Nine years ago, I was diagnosed with type 1 diabetes, a chronic, mostly invisible, autoimmune disease. I utilize an insulin pump, a glucose meter and a continuous glucose monitor to help me control my blood sugar and its effects on me.
My blood sugar regulation thrives on predictability and routine, something that is the exact opposite of the holiday season. Though I love Christmas and Thanksgiving as much as many, my disease can make the holidays less enjoyable and more anxiety-ridden. In honor of National Diabetes Month (November), here are five ways in which those of us with a chronic disease might struggle during the holidays:
1: Food: Food is at the heart of nearly all holiday celebrations, and usually steaming mounds of not-so-healthy foods like sugary sweet potatoes. Desserts and sweet drinks are in abundance. For a person with a chronic disease, the variety of foods may be tempting or forbidden, or may just strike terror in our hearts or feelings of being othered. If you're staying in a hotel, you might be relegated to eating the in-house free breakfast that doesn't accommodate your diet.
2: Traveling: Sitting in a car or on a plane for long periods of time can be the breeding ground for physical pain or, at minimum, provide ample time to worry about one's disease. Traveling also means a change of routine and a lot of unpredictability and extra stress. For example, flying means I have to go through security at the airport, go through a pat-down while the rest of my family stands by waiting, and explain to multiple personnel what my disease is, what my devices do, and no, they cannot be removed from my body for inspection. Time zone and altitude changes can also be difficult.
3: Temperature: If it's too hot, my blood sugars tend to plummet, leaving me shaky, disoriented, and light-headed. Other chronic diseases can also be impacted by the temperature, whether it is the temperature in grandma's living room or the temperature of a new geographical location such as going from your home in sunny Florida to spending a weekend in snowy Colorado. If you aren't staying somewhere where you can regulate the temperature of your sleeping quarters, not only will you possibly not feel well, but your sleep will be impacted (see point #4).
4: Sleeping arrangements: A person almost always sleeps better in his or her own bed, so sleeping in a hotel room or on your great-aunt's fold-out sofa can cause you sleeplessness. In turn, you may not wake up well-rested or feeling physically ready to open piles of presents. You might have been disturbed by any roommates, by loud guests at the hotel, or by your grandpa's howling puppy. Any and all of these things can negatively effect how you sleep and feel the next day.
5: Activity: Some holiday celebrations include activities which might be out of your typical routine: skiing, going from house-to-house visiting relatives, power-shopping with your mom on Black Friday. These activities can cause your disease to flare-up in undesirable ways, zapping your energy and bringing down your mood.
Because holidays can be so challenging, advance preparations for those with a chronic disease are a must.

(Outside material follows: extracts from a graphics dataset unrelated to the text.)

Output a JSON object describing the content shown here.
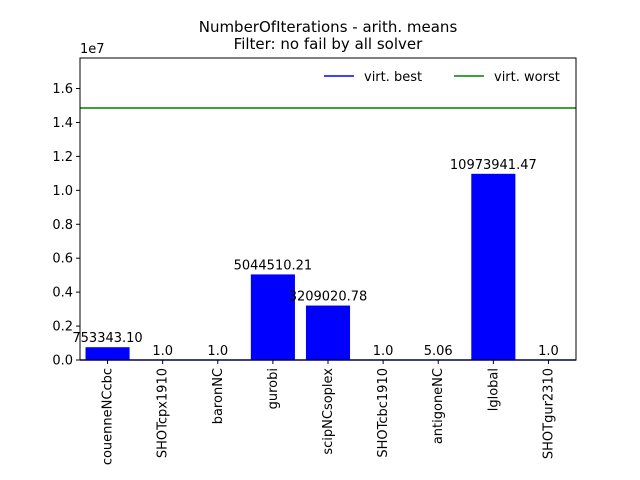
{
  "chart_data": {
    "type": "bar",
    "title": "NumberOfIterations - arith. means",
    "subtitle": "Filter: no fail by all solver",
    "xlabel": "",
    "ylabel": "",
    "y_multiplier": "1e7",
    "ylim": [
      0,
      17800000
    ],
    "yticks": [
      0,
      2000000,
      4000000,
      6000000,
      8000000,
      10000000,
      12000000,
      14000000,
      16000000
    ],
    "ytick_labels": [
      "0.0",
      "0.2",
      "0.4",
      "0.6",
      "0.8",
      "1.0",
      "1.2",
      "1.4",
      "1.6"
    ],
    "categories": [
      "couenneNCcbc",
      "SHOTcpx1910",
      "baronNC",
      "gurobi",
      "scipNCsoplex",
      "SHOTcbc1910",
      "antigoneNC",
      "lglobal",
      "SHOTgur2310"
    ],
    "values": [
      753343.1,
      1.0,
      1.0,
      5044510.21,
      3209020.78,
      1.0,
      5.06,
      10973941.47,
      1.0
    ],
    "data_labels": [
      "753343.10",
      "1.0",
      "1.0",
      "5044510.21",
      "3209020.78",
      "1.0",
      "5.06",
      "10973941.47",
      "1.0"
    ],
    "bar_color": "#0000ff",
    "reference_lines": [
      {
        "name": "virt. best",
        "value": 1.0,
        "color": "#0000ff"
      },
      {
        "name": "virt. worst",
        "value": 14850000,
        "color": "#008000"
      }
    ],
    "legend": {
      "placement": "top-right"
    },
    "grid": false
  }
}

Here's what I've learned to "minimize the damage":
1: Take along plenty of extra supplies and snacks.
2: Stay hydrated.
3: Don't be afraid to squeeze in workouts, go to bed early, sleep in a little, or whatever else you need to stay as healthy as possible.
4: Choose a place to sleep that is the most conducive to getting a good night's rest.
5: Allow time for naps or down time so you can reenergize and de-stress.
6: Let professionals know what you need (at the airport, at the lodge, etc.).
7: Wear your medical alert jewelry, and tell those you're with what to do if there's an emergency.
8: Tell your travel companions know what you need (walking break, for example).
9: Contribute healthy dishes that fit your dietary restrictions that everyone can enjoy.
10: Give yourself lots of grace, and make your needs known.